Não estou dizendo aqui que o Brasil começou bem. Ao contrário. Um minuto antes de Vinicius Júnior fazer o gol de empate contra o Marrocos o Brasil estava totalmente perdido em campo. E o adversário tinha se feito respeitar. Ouvi muita gente antes da estreia dizendo que o empate nem seria um mal resultado. E se pensarmos bem, com o ciclo que o Brasil teve, com o treinador que lá está, tendo chegado um tanto em cima da hora, pensar na vitória como algo muito provável deixava trair certa soberba. Fato é que o apito final soou e vieram duras críticas, para as quais o empate diante de uma seleção respeitável esteve longe de servir de paliativo. Deu-se então o segundo capítulo, revelando um outro placar. E forçando um outro olhar.
Diante dele, ou melhor, depois dele, o meu modo de encarar Matheus Cunha mudou. Passou a ser imperativo reconhecer todo o serviço prestado por ele, que na estreia tinha perdido o lugar. Cunha desenhou uma longa trajetória no futebol europeu e com o Manchester United vive, muito provavelmente, o melhor momento da carreira. E mais, tanto anda sendo dito a respeito de Casemiro, se deveria ou não ser titular. Pois que Ancelotti decida. Mas me parece visível que na principal proposta de jogo do italiano Matheus Cunha desempenha papel importantíssimo. Impressão que se reforçou no jogo contra a Escócia. Outro caso meio nessa mesma linha é o de Vinicius Júnior.
O caminho até aqui ajudou a colocá-lo no lugar que ele verdadeiramente ocupa, não só na Seleção, mas no futebol brasileiro. Neymar pode até voltar a brilhar, fazer o que soa um tanto impossível, mas neste momento o grande nome do futebol brasileiro é Vinicius Júnior. Inclusive pela postura que sempre teve, desafiadora. Um verdadeiro protagonista, muitas vezes reduzido e contestado injustamente, porque é o cara que joga mais no clube do que na Seleção.

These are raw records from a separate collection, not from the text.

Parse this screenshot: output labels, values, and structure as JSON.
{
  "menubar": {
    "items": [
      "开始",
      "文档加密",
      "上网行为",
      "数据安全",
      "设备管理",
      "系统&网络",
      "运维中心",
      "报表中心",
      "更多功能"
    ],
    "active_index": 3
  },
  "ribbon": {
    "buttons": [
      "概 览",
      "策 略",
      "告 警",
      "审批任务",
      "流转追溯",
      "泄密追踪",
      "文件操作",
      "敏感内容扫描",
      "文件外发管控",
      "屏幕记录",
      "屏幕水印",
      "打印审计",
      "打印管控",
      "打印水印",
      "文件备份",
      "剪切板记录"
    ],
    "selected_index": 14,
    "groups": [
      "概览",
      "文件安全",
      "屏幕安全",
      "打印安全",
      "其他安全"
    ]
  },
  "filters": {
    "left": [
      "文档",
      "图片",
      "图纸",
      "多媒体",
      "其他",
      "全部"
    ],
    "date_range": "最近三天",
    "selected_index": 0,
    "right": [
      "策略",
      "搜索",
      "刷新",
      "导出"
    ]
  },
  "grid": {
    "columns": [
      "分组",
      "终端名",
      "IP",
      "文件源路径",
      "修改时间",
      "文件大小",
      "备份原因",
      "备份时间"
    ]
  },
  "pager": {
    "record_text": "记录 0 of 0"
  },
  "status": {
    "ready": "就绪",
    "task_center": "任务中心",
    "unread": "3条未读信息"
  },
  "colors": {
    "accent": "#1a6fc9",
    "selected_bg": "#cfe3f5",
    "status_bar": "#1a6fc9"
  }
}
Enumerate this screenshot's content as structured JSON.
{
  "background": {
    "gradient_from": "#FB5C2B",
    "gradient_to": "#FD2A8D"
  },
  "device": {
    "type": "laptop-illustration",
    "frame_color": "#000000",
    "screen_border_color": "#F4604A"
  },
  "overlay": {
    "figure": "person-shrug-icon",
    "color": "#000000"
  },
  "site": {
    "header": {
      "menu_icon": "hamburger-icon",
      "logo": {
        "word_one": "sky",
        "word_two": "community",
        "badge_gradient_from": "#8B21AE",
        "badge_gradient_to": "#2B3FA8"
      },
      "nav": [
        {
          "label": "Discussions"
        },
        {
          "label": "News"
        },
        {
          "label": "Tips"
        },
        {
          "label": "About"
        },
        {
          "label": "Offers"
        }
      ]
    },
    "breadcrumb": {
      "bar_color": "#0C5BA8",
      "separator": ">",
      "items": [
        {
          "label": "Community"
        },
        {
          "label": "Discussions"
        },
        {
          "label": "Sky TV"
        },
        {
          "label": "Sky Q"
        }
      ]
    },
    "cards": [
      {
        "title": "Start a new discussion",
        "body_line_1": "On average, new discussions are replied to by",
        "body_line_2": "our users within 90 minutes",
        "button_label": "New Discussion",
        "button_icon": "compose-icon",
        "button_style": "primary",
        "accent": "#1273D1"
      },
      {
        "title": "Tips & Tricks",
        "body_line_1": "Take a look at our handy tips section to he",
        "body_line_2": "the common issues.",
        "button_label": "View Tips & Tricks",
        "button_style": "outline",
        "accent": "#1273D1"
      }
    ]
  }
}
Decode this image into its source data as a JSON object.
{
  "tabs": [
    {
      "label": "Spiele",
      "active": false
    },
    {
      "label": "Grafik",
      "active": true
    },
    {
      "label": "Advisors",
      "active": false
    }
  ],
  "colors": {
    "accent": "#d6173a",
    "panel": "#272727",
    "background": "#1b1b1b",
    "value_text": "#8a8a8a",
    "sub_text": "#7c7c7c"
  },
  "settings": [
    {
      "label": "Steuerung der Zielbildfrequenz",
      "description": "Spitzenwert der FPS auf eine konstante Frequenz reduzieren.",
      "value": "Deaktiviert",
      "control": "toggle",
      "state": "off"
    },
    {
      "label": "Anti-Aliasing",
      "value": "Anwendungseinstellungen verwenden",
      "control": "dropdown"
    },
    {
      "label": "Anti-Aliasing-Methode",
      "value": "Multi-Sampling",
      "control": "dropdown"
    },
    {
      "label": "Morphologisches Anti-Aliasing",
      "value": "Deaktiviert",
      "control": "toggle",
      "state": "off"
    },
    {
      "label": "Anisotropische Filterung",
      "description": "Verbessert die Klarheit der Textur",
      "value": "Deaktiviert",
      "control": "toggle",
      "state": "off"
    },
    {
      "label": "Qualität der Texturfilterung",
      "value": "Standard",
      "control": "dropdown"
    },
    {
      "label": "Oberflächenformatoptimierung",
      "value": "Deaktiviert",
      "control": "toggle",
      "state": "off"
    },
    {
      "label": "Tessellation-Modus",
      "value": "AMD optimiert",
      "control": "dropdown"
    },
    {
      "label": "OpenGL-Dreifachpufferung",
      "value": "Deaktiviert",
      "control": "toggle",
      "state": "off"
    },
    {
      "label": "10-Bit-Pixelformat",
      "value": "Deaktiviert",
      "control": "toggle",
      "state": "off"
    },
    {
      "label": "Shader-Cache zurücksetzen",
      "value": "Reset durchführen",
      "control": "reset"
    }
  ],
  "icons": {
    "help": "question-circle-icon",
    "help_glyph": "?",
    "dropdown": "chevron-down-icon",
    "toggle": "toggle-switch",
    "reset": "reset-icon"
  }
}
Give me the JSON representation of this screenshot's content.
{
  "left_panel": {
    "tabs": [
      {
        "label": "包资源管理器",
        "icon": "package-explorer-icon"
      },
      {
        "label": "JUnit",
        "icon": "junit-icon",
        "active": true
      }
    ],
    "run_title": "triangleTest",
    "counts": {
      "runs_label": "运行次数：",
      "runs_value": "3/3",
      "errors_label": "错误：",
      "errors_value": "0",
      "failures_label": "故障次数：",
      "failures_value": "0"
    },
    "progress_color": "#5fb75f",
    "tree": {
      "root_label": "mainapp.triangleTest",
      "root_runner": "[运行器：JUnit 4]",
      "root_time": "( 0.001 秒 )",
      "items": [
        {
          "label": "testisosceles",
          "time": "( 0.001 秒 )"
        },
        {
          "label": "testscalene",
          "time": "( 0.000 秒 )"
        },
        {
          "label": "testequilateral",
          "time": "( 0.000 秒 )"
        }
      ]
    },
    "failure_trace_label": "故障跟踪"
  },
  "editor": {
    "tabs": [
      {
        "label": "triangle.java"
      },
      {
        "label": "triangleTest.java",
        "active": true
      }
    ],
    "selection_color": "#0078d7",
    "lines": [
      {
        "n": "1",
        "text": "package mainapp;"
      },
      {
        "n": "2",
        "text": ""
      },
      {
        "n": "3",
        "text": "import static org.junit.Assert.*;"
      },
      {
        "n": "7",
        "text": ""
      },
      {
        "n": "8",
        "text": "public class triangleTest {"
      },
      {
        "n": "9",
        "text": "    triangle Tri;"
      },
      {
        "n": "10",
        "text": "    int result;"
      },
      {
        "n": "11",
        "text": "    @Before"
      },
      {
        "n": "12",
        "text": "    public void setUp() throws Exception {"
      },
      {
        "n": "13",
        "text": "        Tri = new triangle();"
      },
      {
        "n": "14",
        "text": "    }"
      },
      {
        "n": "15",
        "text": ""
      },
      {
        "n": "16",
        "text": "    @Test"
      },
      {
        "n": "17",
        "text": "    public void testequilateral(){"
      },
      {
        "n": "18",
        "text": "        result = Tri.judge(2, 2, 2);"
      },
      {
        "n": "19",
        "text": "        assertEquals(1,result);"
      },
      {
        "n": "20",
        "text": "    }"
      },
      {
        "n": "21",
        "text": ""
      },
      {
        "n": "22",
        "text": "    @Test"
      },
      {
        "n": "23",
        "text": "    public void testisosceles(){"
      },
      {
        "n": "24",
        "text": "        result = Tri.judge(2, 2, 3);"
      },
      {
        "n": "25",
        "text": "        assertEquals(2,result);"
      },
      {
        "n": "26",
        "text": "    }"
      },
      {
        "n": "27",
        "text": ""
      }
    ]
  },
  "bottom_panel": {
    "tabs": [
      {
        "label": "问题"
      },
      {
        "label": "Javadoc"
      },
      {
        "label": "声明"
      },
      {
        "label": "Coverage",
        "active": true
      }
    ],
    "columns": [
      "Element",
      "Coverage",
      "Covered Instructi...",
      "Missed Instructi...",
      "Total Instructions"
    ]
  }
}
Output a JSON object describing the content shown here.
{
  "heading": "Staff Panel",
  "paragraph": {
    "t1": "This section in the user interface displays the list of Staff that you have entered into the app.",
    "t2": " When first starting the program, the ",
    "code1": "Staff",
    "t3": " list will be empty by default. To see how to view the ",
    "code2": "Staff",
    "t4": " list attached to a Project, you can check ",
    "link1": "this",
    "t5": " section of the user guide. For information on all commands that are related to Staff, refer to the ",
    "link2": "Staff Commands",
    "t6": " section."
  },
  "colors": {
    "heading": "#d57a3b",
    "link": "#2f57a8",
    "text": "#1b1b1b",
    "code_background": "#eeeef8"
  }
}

Mas, por favor, a realidade da Seleção é outra. E isso joga contra todos, não só contra ele, que dá a impressão de estar tomando consciência de que neste momento, queiram, ou não, é o grande nome do time brasileiro.
Quanto a Neymar, seja qual for a dimensão que vier a ter no final dessa história, deverá ter consciência de que poucos na longa trajetória do nosso futebol foram tão amparados. O mercado o amparou. A mídia, em grande parte, o amparou. Os companheiros de Seleção nem se fala. Isso por mais que seja difícil acreditar que um jogador que tinha jogado a última partida pela Seleção no distante ano de 2023, que voltou a treinar pra valer no último domingo, possa estar verdadeiramente apto a ser competitivo em um jogo de Copa do Mundo. Neste momento acredito mais na confiança que o escrete brasileiro vai tomando do que em uma suposta evolução. Fato mesmo é que a partir do jogo de ontem à noite contra a Escócia qualquer erro, ou equívoco, poderá se revelar fatal.